Sur le front macro-économique, le candidat préconise la diversification énergétique et la valorisation de l’industrie agro-alimentaire afin d’atténuer la dépendance pétrolière. Les organisations patronales accueillent ces orientations avec intérêt, rappelant toutefois que les marges d’investissement restent liées à la solidité de la gouvernance fiscale.
Quel horizon pour la majorité présidentielle ?
À l’heure où Paul Biya n’a pas encore dévoilé ses intentions, le RDPC conserve l’avantage de la verticalité administrative. La nomination de nouveaux secrétaires généraux dans plusieurs ministères, le mois dernier, confirme la volonté du pouvoir de consolider les leviers de gestion territoriale. Des rumeurs évoquent la possibilité d’un candidat interne adoubé par le parti, scénario qui n’exclurait pas le maintien de l’actuel chef de l’État comme figure tutélaire.
Dans ce contexte, l’initiative d’Issa Tchiroma pourrait également servir de catalyseur au débat stratégique, en obligeant la majorité à préciser sa feuille de route. « La dynamique interne prime sur la dynamique concurrentielle », résume un analyste politique de Douala, estimant que « l’ancien ministre participe autant à la stabilisation du système qu’à sa mise à jour ».
Entre prudence institutionnelle et aspiration au renouveau
Au final, la candidature de l’ex-communicant du gouvernement incarne cette approche typiquement centre-africaine où l’alternance se veut évolutive plutôt que disruptive. L’intéressé se sait tributaire d’un électorat qui exige des garanties de continuité, tout en souhaitant l’ouverture de nouvelles perspectives socio-économiques.

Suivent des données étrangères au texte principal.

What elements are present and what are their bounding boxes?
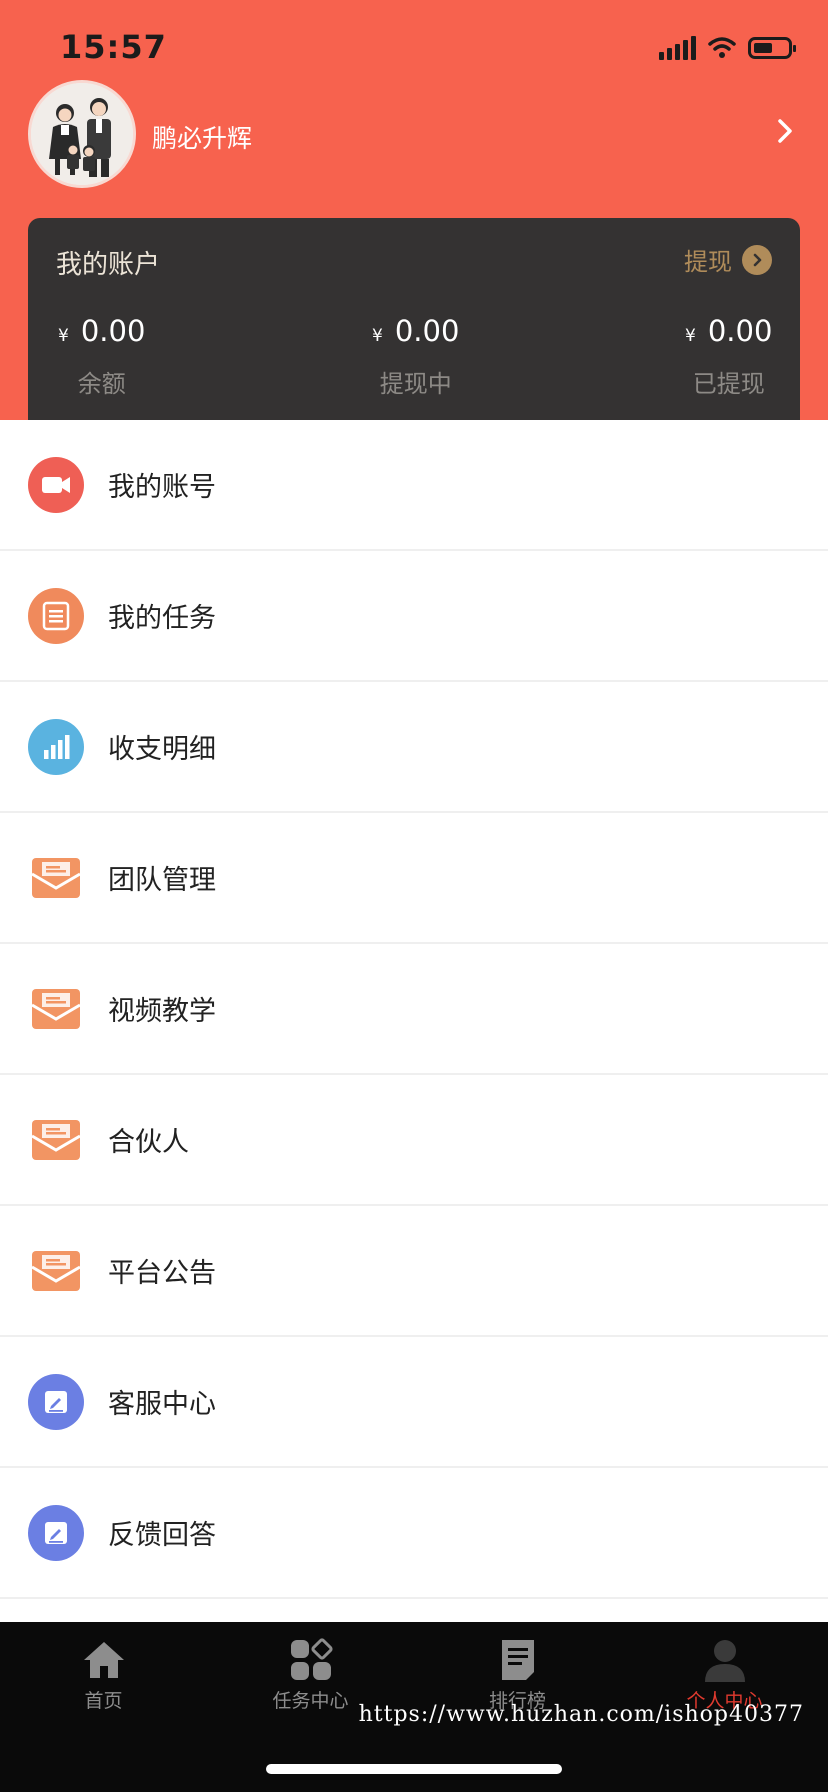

Reste désormais à observer la capacité des formations d’opposition à construire une offre alternative cohérente, sans quoi l’élection pourrait se résumer à un débat interne à la majorité élargie. Dans tous les cas, l’annonce d’Issa Tchiroma redonne au calendrier électoral camerounais la densité politique qui lui faisait défaut depuis plusieurs mois, tout en rappelant aux partenaires extérieurs qu’une mutation institutionnelle peut s’écrire sans vacarme, mais non sans enjeux.